Riteniamo il governo ucraino responsabile di qualsiasi danno che possa essere causato ai nostri compagni.
Per questo motivo, l’Unione Mondiale della Gioventù Democratica ha lanciato un appello urgente alla solidarietà chiedendo il rilascio immediato dei compagni della nostra organizzazione membro, l’Unione della Gioventù Comunista Lenin in Ucraina.
NO AL FASCISMO! No all’esecuzione dei nostri compagni in Ucraina!
Al fine di aggiornare le ultime informazioni che abbiamo inviato e inviare nuove istruzioni per il lavoro di solidarietà con i compagni ucraini Mikhail e Alexander, la Federazione Mondiale della Gioventù per i Democratici invita tutte le sue organizzazioni a intensificare la loro o prontezza organizzativa ed esercitare pressione. Ecco le idee chiave che pensiamo possano aiutarli:
1) Invito a manifestazioni per l’immediato rilascio dei compagni. Nei paesi con ambasciate ucraine, è più raccomandato farlo davanti a loro. Questo dovrebbe indicare la responsabilità del governo ucraino sulla salute dei compagni.
2) Inviando lettere alle ambasciate ucraine per fare pressione e chiedere il loro rilascio immediato.
3) Domande rivolte alle istituzioni del nostro paese e ad altri enti che possono assistere nella richiesta di liberazione dei compagni.
4) Lanciare campagne di solidarietà con i compagni e liberarli immediatamente.
Le proposte congiunte dovrebbero essere sviluppate con urgenza tramite questa email nelle prossime ore. Soprattutto durante la prossima settimana dobbiamo rinforzare la lotta. Le vite dei compagni sono in serio pericolo in questo momento, quindi dobbiamo agire in fretta.
Condivideremo molti materiali per aiutarvi in questi compiti nelle prossime ore in questo volume. Chiediamo un intervento immediato da parte delle organizzazioni. I NOSTRI COMPAGNI SARANNO LIBERI
Inviate tutto il materiale alla mail WFDY.
Sede dell’Unione Mondiale della Gioventù Democratica
https://wfdy-my.sharepoint.com/…/EhUzNcdKvhlDu…

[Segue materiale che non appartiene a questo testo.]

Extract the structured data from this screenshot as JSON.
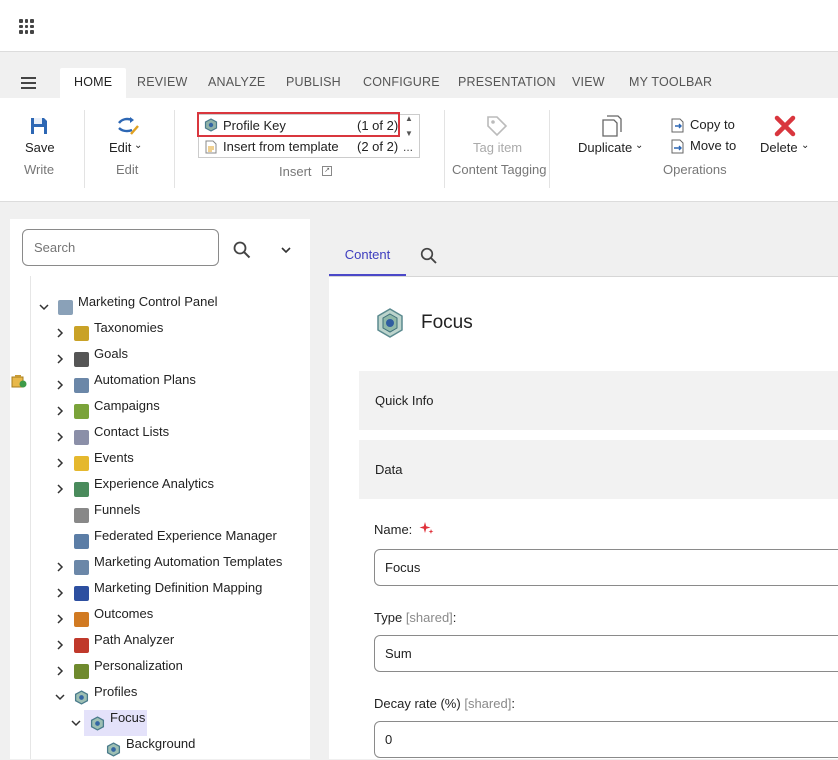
{
  "ribbon_tabs": [
    "HOME",
    "REVIEW",
    "ANALYZE",
    "PUBLISH",
    "CONFIGURE",
    "PRESENTATION",
    "VIEW",
    "MY TOOLBAR"
  ],
  "ribbon": {
    "save": "Save",
    "write": "Write",
    "edit": "Edit",
    "edit_group": "Edit",
    "insert_items": [
      {
        "label": "Profile Key",
        "count": "(1 of 2)"
      },
      {
        "label": "Insert from template",
        "count": "(2 of 2)"
      }
    ],
    "insert_group": "Insert",
    "tag_item": "Tag item",
    "content_tagging": "Content Tagging",
    "duplicate": "Duplicate",
    "copy_to": "Copy to",
    "move_to": "Move to",
    "delete": "Delete",
    "operations": "Operations",
    "more": "..."
  },
  "search": {
    "placeholder": "Search"
  },
  "tree": [
    {
      "label": "Marketing Control Panel",
      "icon": "control-panel-icon"
    },
    {
      "label": "Taxonomies",
      "icon": "books-icon"
    },
    {
      "label": "Goals",
      "icon": "flag-icon"
    },
    {
      "label": "Automation Plans",
      "icon": "automation-icon"
    },
    {
      "label": "Campaigns",
      "icon": "campaign-icon"
    },
    {
      "label": "Contact Lists",
      "icon": "list-icon"
    },
    {
      "label": "Events",
      "icon": "folder-icon"
    },
    {
      "label": "Experience Analytics",
      "icon": "chart-icon"
    },
    {
      "label": "Funnels",
      "icon": "funnel-icon"
    },
    {
      "label": "Federated Experience Manager",
      "icon": "network-icon"
    },
    {
      "label": "Marketing Automation Templates",
      "icon": "automation-icon"
    },
    {
      "label": "Marketing Definition Mapping",
      "icon": "mapping-icon"
    },
    {
      "label": "Outcomes",
      "icon": "outcome-icon"
    },
    {
      "label": "Path Analyzer",
      "icon": "path-icon"
    },
    {
      "label": "Personalization",
      "icon": "grid-icon"
    },
    {
      "label": "Profiles",
      "icon": "profile-icon"
    },
    {
      "label": "Focus",
      "icon": "profile-icon"
    },
    {
      "label": "Background",
      "icon": "profile-icon"
    }
  ],
  "content": {
    "tab_content": "Content",
    "item_title": "Focus",
    "sections": [
      "Quick Info",
      "Data"
    ],
    "fields": [
      {
        "label": "Name:",
        "shared": "",
        "value": "Focus"
      },
      {
        "label": "Type",
        "shared": "[shared]",
        "suffix": ":",
        "value": "Sum"
      },
      {
        "label": "Decay rate (%)",
        "shared": "[shared]",
        "suffix": ":",
        "value": "0"
      }
    ]
  },
  "colors": {
    "accent": "#4b48c8",
    "highlight": "#d9363e",
    "delete": "#d9363e",
    "selected": "#e4e2fa"
  }
}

Un appello per la loro immediata liberazione, che invitiamo a sottoscrivere, è visibile anche qui

Quello che segue è tratto dal racconto di un incontro di Owain Olanda con Mikhail Kononovich:

Nel 2017 ho incontrato Mikhail Kononovich del Komsomol dell’Ucraina. Durante il nostro incontro mi raccontò della repressione che aveva affrontato personalmente come comunista.

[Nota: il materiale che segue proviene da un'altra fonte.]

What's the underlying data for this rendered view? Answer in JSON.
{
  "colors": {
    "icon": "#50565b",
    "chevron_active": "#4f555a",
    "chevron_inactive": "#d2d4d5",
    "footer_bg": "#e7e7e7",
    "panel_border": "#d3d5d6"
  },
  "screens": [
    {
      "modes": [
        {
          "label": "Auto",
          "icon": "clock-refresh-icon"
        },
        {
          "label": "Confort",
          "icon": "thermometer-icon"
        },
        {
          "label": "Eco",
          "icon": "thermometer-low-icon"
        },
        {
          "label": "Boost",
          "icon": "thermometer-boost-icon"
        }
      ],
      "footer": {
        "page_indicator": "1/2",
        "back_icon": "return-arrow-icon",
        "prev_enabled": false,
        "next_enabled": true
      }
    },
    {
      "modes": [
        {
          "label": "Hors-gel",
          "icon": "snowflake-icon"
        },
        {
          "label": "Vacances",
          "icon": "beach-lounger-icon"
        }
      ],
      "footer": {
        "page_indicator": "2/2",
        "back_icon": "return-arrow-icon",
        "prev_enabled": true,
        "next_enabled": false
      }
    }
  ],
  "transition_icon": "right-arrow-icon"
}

Dal 2014 gli è stato proibito di lasciare l’Ucraina. Iniziando la nostra conversazione, Kononovich mi ha raccontato di come tre settimane dopo il colpo di stato stesse lavorando nell’ufficio del Partito a Kiev quando l’edificio è stato preso d’assalto da una folla fascista. Armati di mitragliatrici e vestiti di passamontagna, saccheggiarono l’edificio e assalirono i compagni all’interno. Lo stesso Kononovich fu accoltellato, picchiato e successivamente rapito dai teppisti fascisti. Gli sono stati strappati i denti con il calcio di una pistola ed è stato trascinato fuori dall’edificio privo di sensi sotto lo sguardo della polizia. Dopo essere stato portato via e picchiato per essersi rifiutato di denunciare il comunismo, è stato poi lasciato per morto nel bosco dopo un ulteriore pestaggio.

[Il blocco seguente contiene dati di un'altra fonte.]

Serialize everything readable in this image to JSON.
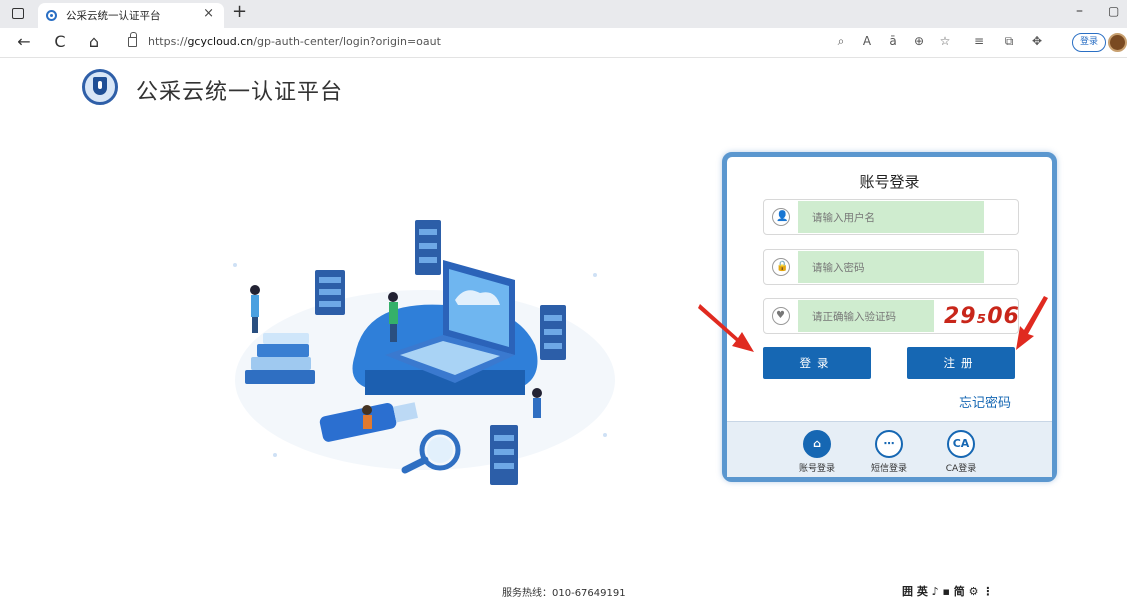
{
  "browser": {
    "tab_title": "公采云统一认证平台",
    "tab_close": "×",
    "tab_new": "+",
    "win_min": "–",
    "win_max": "▢",
    "back": "←",
    "reload": "C",
    "home": "⌂",
    "url_host_prefix": "https://",
    "url_host": "gcycloud.cn",
    "url_path": "/gp-auth-center/login?origin=oaut",
    "login_button": "登录"
  },
  "header": {
    "site_title": "公采云统一认证平台"
  },
  "login_panel": {
    "title": "账号登录",
    "username_placeholder": "请输入用户名",
    "password_placeholder": "请输入密码",
    "captcha_placeholder": "请正确输入验证码",
    "captcha_code": "29₅06",
    "login_button": "登录",
    "register_button": "注册",
    "forgot_password": "忘记密码",
    "options": [
      {
        "label": "账号登录",
        "icon": "lock-icon",
        "active": true
      },
      {
        "label": "短信登录",
        "icon": "message-icon",
        "active": false
      },
      {
        "label": "CA登录",
        "icon": "ca-icon",
        "active": false
      }
    ]
  },
  "footer": {
    "hotline": "服务热线：010-67649191",
    "ime_toolbar": "囲 英 ♪ ▪ 简 ⚙ ⋮"
  },
  "colors": {
    "accent": "#1667b3",
    "panel_border": "#5b97cf",
    "autofill": "#cfeccf",
    "annotation_arrow": "#e02a20"
  }
}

Fortunatamente il nostro compagno è sopravvissuto a questo particolare calvario, ma ci ha raccontato come la violenza di destra abbia reso impossibile vivere la sua vita quotidiana come prima. Ha subito molte percosse e ha fatto irruzione nella sua casa. In passato ha dovuto abbandonare la sua casa con la sua famiglia per questo motivo. Ci ha raccontato come la sua più grande preoccupazione non fosse per la sua sicurezza personale ma per quella di sua figlia di 5 anni.

Ci ha anche raccontato di aver rifiutato quando il governo ucraino gli ha offerto denaro per diffondere bugie sul Partito Comunista Ucraino e sul suo Komsomol.

Incontrando Kononovich, mi sono sentito ispirato dal fatto che lui e il Komsomol avessero ancora la forza di lottare in alcune delle condizioni più impossibili per i comunisti nel mondo di oggi

Ho stretto la mano a Kononovich quando mi ha detto quanto sia importante combattere contro l’UE, come l’UE promuove il razzismo e l’imperialismo e come funziona con la NATO, soprattutto per quanto riguarda l’Ucraina. Ci siamo scambiati il ​​materiale del Partito: ho presentato al Komsomol ucraino le bandiere del Partito e loro hanno regalato magliette e cappelli con il logo della CPU sopra. Gli ho parlato dei precedenti sforzi di solidarietà che abbiamo fatto e promesso di continuare le nostre proteste contro il governo ucraino e la sua messa al bando del Partito Comunista.

Il primo passo verso la rivoluzione ovunque deve essere il lavoro del Partito e dobbiamo resistere ovunque alla messa al bando del Partito. Dobbiamo lasciare che l’attività clandestina del Partito comunista ucraino sia per noi un’ispirazione e una fonte di forza mentre lottiamo per costruire il Partito contro le relative difficoltà che dobbiamo affrontare.

Dobbiamo resistere al fascismo, ai blocchi imperialisti e alla classe dirigente che lo sostengono.

Yvan Colonna è morto, Statu francese assassinu

Yvan Colonna, il militante indipendentista corso condannato all’ergastolo per l’assassinio del prefetto Claude Erignac nel 1998, è morto ieri sera a Marsiglia, nel sud della Francia, 3 settimane dopo essere stato aggredito in carcere ad Arles da un altro detenuto, un jihadista. Il dramma ha scatenato una serie di manifestazioni e violenze nell’isola. Colonna, ridotto in fin di vita, è deceduto dopo 3 settimane di coma.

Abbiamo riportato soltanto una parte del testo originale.